Words by: Finnian Williamson
2015 has been one hell of a year for Perth-based, freelance filmmaker Lauren Brunswick. At 25 Brunswick recently won “Young Filmmaker of the Year” and “Best Direction – Short Form” for her short film Ono at the WA Screen Awards.
Since completing her TAFE film course in 2010, Lauren has become the embodiment of a filmmaker who goes out there and does it for herself. True to her nature Brunswick is already in pre-production for another project, the upcoming SBS comedy Top Knot Detective.
But filmmaking isn’t just about talent, it is also about who you work with and about making films you would want to see, as film student Finnian Williamson found out.
What initially inspired you to try filmmaking out as a course?
I got involved in it as a fluke. I was supposed to go and study Law and Journalism at UWA, but ended up deferring for a year. I went to TAFE and said ‘give me something creative to do for six months, give me anything, I’m going mental’. And I just fell in love with film, because that’s all they could offer me! It’s probably not the most inspiring story.

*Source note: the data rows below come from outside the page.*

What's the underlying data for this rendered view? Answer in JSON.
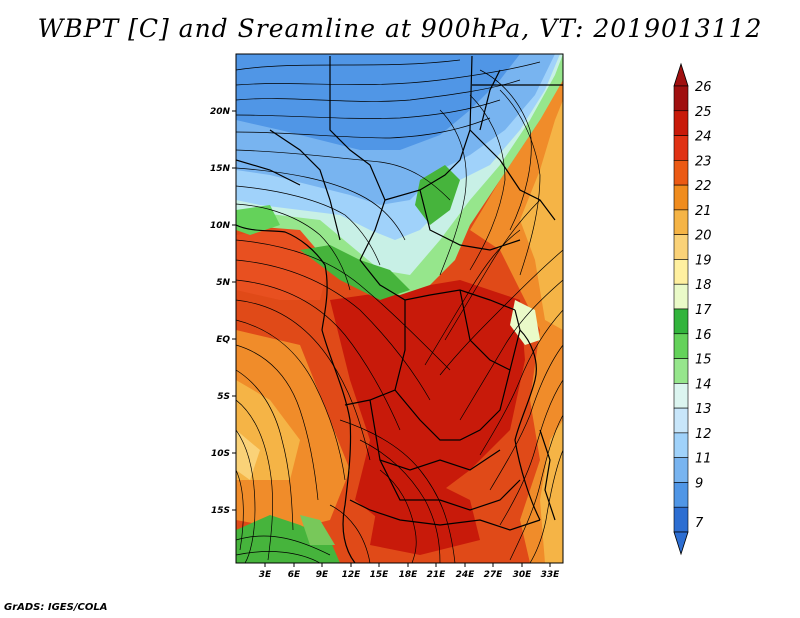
{
  "title": "WBPT [C] and Sreamline at 900hPa, VT: 2019013112",
  "credit": "GrADS: IGES/COLA",
  "map": {
    "lat_labels": [
      "20N",
      "15N",
      "10N",
      "5N",
      "EQ",
      "5S",
      "10S",
      "15S"
    ],
    "lon_labels": [
      "3E",
      "6E",
      "9E",
      "12E",
      "15E",
      "18E",
      "21E",
      "24E",
      "27E",
      "30E",
      "33E"
    ]
  },
  "colorbar": {
    "levels": [
      "26",
      "25",
      "24",
      "23",
      "22",
      "21",
      "20",
      "19",
      "18",
      "17",
      "16",
      "15",
      "14",
      "13",
      "12",
      "11",
      "9",
      "7"
    ],
    "colors": [
      "#a01010",
      "#c81a0a",
      "#e03214",
      "#eb5a14",
      "#f08c1e",
      "#f5b446",
      "#fad278",
      "#fff0a0",
      "#eafac8",
      "#32b43c",
      "#64d25a",
      "#96e68c",
      "#dcf5f0",
      "#c8e6fa",
      "#a0d2fa",
      "#78b4f0",
      "#5096e6",
      "#2d6ed2"
    ]
  }
}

There weren’t any films that inspired you take up filmmaking?
My film taste before I started making films and really loving it was pretty terrible. I grew up in my late teen’s years loving films like Amelie and Garden State. But then I realised there’s so much more to movies, and when I discovered the language of how you can be more subtle and make people feel a bit more, I began to get more involved in different styles. Wes Anderson and Michel Gondry were my gods, as they are to every film student.
Hold up! I don’t think you should downplay your love for Amelie, that’s a great film –
It is a great film! But it is a bit of an independent film student cliché. You go through waves with what you love. As a director, the films I go back to are Before Sunrise, Before Midnight. I love Richard Linklater, I love those styles of films – I feel they’re quite personal, and really interesting.

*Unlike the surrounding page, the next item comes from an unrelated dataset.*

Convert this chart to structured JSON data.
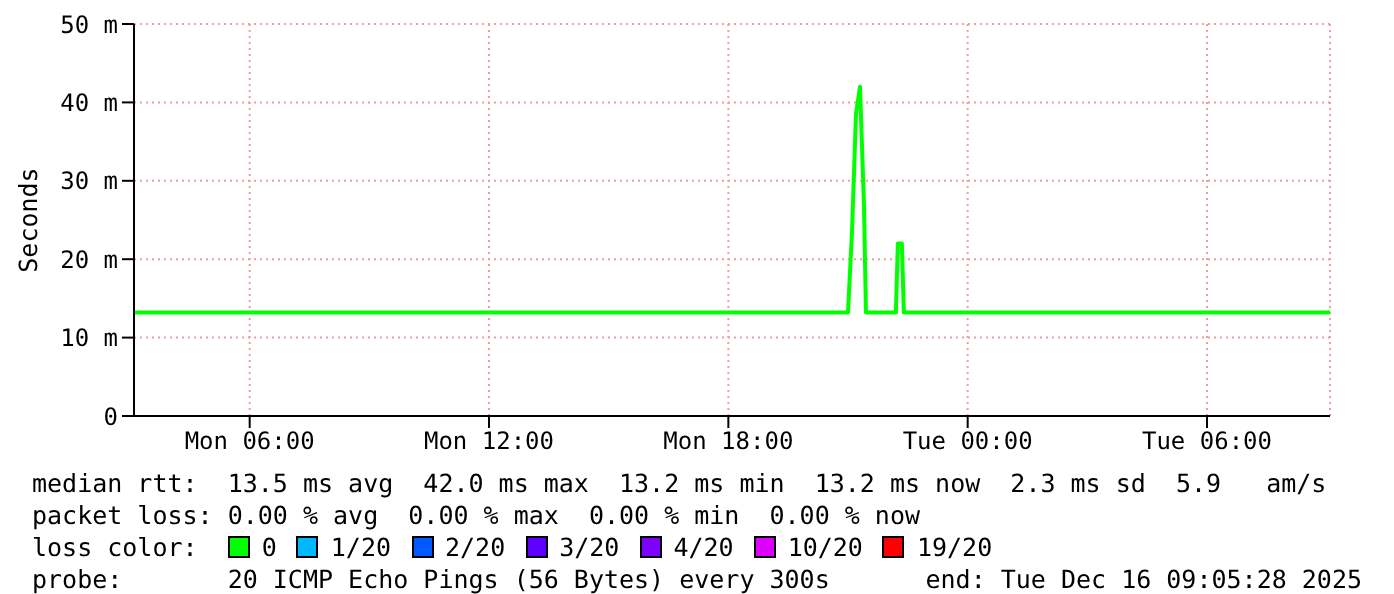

But importantly, your short film Ono won Best Direction at the WASA Awards this year!
I’m normally a producer and it was the first thing I directed, so it was such a shock.
Wow, congratulations. What is it about the film that you thought appealed to audiences?

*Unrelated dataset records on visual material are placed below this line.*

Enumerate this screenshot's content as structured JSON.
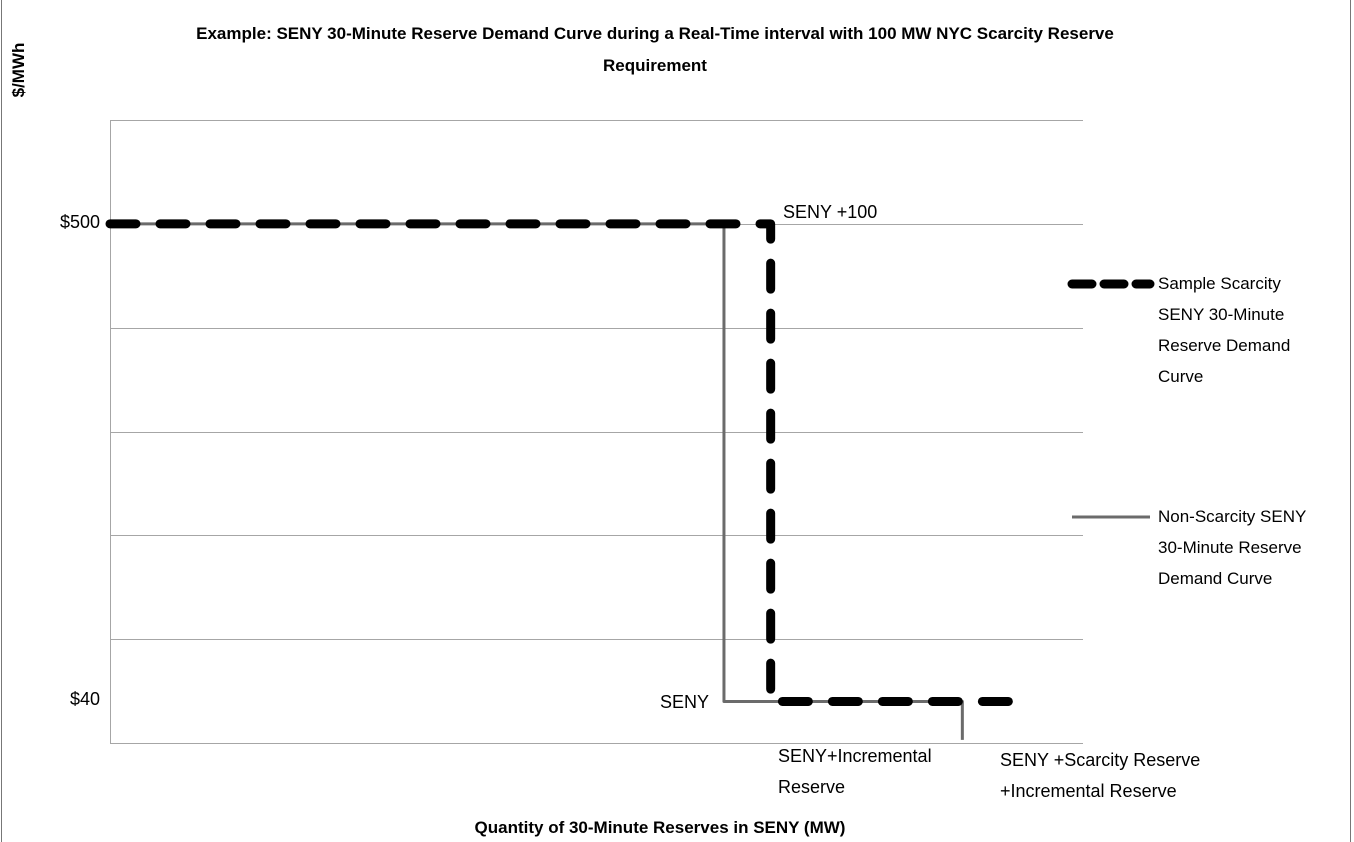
{
  "chart_data": {
    "type": "line",
    "title": "Example: SENY 30-Minute Reserve Demand Curve during a Real-Time interval with 100 MW NYC Scarcity Reserve Requirement",
    "ylabel": "$/MWh",
    "xlabel": "Quantity of 30-Minute Reserves in SENY (MW)",
    "xlim": [
      0,
      100
    ],
    "ylim": [
      0,
      600
    ],
    "yticks": [
      {
        "value": 500,
        "label": "$500"
      },
      {
        "value": 40,
        "label": "$40"
      }
    ],
    "ygrid": [
      0,
      100,
      200,
      300,
      400,
      500,
      600
    ],
    "grid": true,
    "legend": "right",
    "series": [
      {
        "name": "Sample Scarcity SENY 30-Minute Reserve Demand Curve",
        "color": "#000000",
        "style": "dashed",
        "x": [
          0,
          67.9,
          67.9,
          92.5,
          92.5
        ],
        "values": [
          500,
          500,
          40,
          40,
          22
        ]
      },
      {
        "name": "Non-Scarcity SENY 30-Minute Reserve Demand Curve",
        "color": "#6b6b6b",
        "style": "solid",
        "x": [
          0,
          63.1,
          63.1,
          87.6,
          87.6
        ],
        "values": [
          500,
          500,
          40,
          40,
          3
        ]
      }
    ],
    "annotations": [
      {
        "lines": [
          "SENY +100"
        ]
      },
      {
        "lines": [
          "SENY"
        ]
      },
      {
        "lines": [
          "SENY+Incremental",
          "Reserve"
        ]
      },
      {
        "lines": [
          "SENY +Scarcity Reserve",
          "+Incremental Reserve"
        ]
      }
    ]
  }
}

Oh god, I really don’t know…maybe because it’s a little bit more character based, like Linklater. It’s based on a nuance and the honest reactions of a character to a situation that we all know quite well. It’s sort of an unrequited love, self-acceptance type of film. Getting to your early thirties and realising that you haven’t made the best decisions in your love life. Sometimes you need to reflect and choose the best decision for you, other than giving into social pressures of having to settle down and picking the next best option like the one that’s on your door step.
So when you’re directing and writing, do you keep in mind how the audience is going to react to it …or do you focus on making the film that you’d like to see?
I think that’s where the producer comes in. I always write something where my voice can come through, something that I feel relates directly to me or my experiences. I think more about the honesty and the situation of the characters rather than how people are going to see it, and that comes out in the edit.
I don’t get too distracted early on with what an audience is going to think, because I think everyone’s either going to love it, hate it or feel nothing. They’re always going to have their own responses to it. It sounds selfish, but as a filmmaker you have to write something that speaks to you before you can think about how an audience is going to react.
You can’t focus on what the story is if you start thinking about what other people are going to think. It can really ruin the film. And especially for early career directors, if you’re focused too much on what other people are going to think, then you don’t have enough room to develop your own style or voice.
And would you describe there being much of a film scene in Perth?
Yeah, there’s a huge film scene in Perth! It’s actually growing bigger and bigger, it’s almost an exponential growth since I’ve started. There were one or two mini series being done a year, but this year alone we’ve had six or seven features shot here. In the last half of the year we’re going to have five feature films in production.
Now, you’re probably just at the beginning of a long career in film, but what advice would you give to anyone interested giving film-making a crack…?
To start out, it’d be to try and find your team. The people creatively that you’re going to work with who are making the stories that you want to tell…find the stories that are important to you and find other collaborators that have the same vision as you, so that you can keep moving.
But when you took on this course, did you have a ‘back up plan’ like us art students are told to have?
You know…I didn’t. As soon as I went into it, the people at TAFE were really good to me because I went in halfway through the Cert 3 course. They saw the first film that I made and even though it was rubbish. They kind of thought I had something, so rather me going through the next year of TV (which is what the course used to be), they skipped me up a year so I could get straight into the drama production I wanted to do. That was really helpful.
I was one of the people that were overly proactive and constantly in production on something, whether it was a no-budget music video in my backyard or trying to create more collaborations with other people. I was always trying to make something, so that’s probably what brought me together with the other two guys that I still work with today. We were the core group of people that were always trying to make and motivate and move.
Just go out and make it, basically.
If you’re not making stuff…you don’t want to lose the drive or inspiration, so you’ve just got to keep making stuff and get better at your craft. And I’m always open for anyone who’s studying, or has just finished studying, that wants to get involved in film projects. I’ve always got space in my productions to do mentoring or if people want to have a day working on a film set or helping out in art department. We’re always open to people approaching us.